Todo ello falso o cuando menos ahistóricamente deformado, como podemos descubrir leyendo a uno de los principales biógrafos de Enrique VIII: el profesor Felix Grayeff. Así cuando este filólogo y filósofo alemán reconstruye en 1961 el breve reinado de Catalina Parr vemos que, una vez más, la realidad supera la ficción escorada de Aïnouz. El tiempo de Catalina Parr, tal y como lo describe con magnífico pulso de historiador Grayeff, es el de una reina escritora y tan erudita como para argumentar sobre una cuestión que -como Grayeff desvela- tiene a la débil Inglaterra del momento erizada de pánico, pues se teme que la disputa religiosa, iniciada por la necesidad de Enrique de divorciarse y tener un heredero, devaste en una sangrienta guerra civil al país. Lo que todas las grandes potencias europeas del momento temen y contra la que luchan, sin excepción, a golpe de soga y hoguera. Así es en la España de Carlos V con la que, oh sorpresa, Grayeff nos desvela también se alía un temeroso y dubitativo Enrique VIII que no sabe si volver a la vieja religión en puridad -el Catolicismo romano- o avanzar por la senda protestante como quieren los Seymour y su propia esposa Catalina.
Otro tanto ocurre en la Francia de Francisco I, contra la que se unen el rey inglés y Carlos V. Hasta que el emperador firma una paz separada con Francisco I que deja a Enrique VIII sólo ante Francia. Lo cual lleva al ignoto episodio, poco antes de que Enrique muera, de la que podríamos llamar “Armada invencible francesa”, derrotada, in extremis, en Portsmouth. Pese a hundir el navío insignia de la flota Tudor, el Mary Rose, hoy pieza de museo en ese puerto.

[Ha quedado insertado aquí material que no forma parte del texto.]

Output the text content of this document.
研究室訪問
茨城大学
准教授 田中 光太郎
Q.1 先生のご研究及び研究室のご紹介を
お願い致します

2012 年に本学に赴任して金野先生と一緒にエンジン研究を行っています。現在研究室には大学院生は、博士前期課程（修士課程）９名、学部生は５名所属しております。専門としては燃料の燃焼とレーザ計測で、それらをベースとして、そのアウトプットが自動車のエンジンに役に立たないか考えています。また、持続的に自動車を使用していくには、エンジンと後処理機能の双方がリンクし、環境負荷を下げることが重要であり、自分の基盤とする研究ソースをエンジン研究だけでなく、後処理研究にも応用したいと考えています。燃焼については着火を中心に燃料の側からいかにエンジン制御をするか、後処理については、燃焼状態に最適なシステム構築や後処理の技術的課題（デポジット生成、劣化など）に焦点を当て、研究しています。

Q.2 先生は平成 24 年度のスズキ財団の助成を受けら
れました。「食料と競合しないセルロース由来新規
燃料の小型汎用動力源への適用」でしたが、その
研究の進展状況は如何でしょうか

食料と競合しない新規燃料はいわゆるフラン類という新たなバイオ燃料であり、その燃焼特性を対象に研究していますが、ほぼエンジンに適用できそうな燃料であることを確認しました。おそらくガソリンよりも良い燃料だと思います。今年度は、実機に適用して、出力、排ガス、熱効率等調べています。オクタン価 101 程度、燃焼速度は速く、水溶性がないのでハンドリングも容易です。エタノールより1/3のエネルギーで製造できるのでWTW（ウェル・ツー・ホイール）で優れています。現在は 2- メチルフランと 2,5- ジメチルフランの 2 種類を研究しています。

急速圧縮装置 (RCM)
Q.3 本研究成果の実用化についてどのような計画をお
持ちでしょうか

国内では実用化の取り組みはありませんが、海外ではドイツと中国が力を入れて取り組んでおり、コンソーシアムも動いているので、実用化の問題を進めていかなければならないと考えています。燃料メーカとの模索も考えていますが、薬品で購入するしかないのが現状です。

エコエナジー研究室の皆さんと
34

Un espeso, pero a la vez fascinante, ambiente que “La última reina” no termina de acertar a reflejar, prefiriendo desvivirse -al parecer- para que un infantilizado y fanatizado público actual se trague otro cuento de hadas siniestro muy desigualmente basado en la realidad histórica.
Reflejando así a la reina Catalina como una mujer más victimizada que la real, ennegreciendo la figura de su amado Thomas Seymour como un cobarde -por no decir algo más escatológico- que la vende para salvarse cuando en realidad, si volvemos a la magnífica biografía de Felix Grayeff, tan sólo descubrimos en él a otro típico maquiavélico cortesano renacentista que, junto con su hermano, arreglan todo un complot para controlar la corte tras la muerte de Enrique y la entronización de su sobrino como Eduardo VI.
Algo en lo que Catalina apenas jugará papel alguno. Salvo el de víctima pasiva y madre amorosa -en esto sí acierta la película- de Eduardo y de las otras dos herederas -Isabel y María- designadas por el agonizante Enrique al que la reina en realidad -como gran parte de la corte- no podrá ver hasta después de muerto, aislado por esta vitriólica lucha de facciones.
Así, una vez ocurrido esto, Catalina Parr, convertida en una de las mujeres más ricas de Inglaterra -cada vez más, tras las muertes de cada uno de sus tres esposos- no dudará en casarse por una cuarta vez con… Thomas Seymour apenas pasan cuatro meses de la muerte de Enrique… Interesante sucesión de hechos que, desgraciadamente, “La última reina” ha preferido deformar, malogrando la última media hora de película evitando así instruirnos con una realidad histórica apabullante y de la que, guste o no, descendemos y deberíamos aprender. En lugar de repintarla al gusto de sensibilidades algo enfermizas de este atribulado siglo XXI que apenas ha empezado.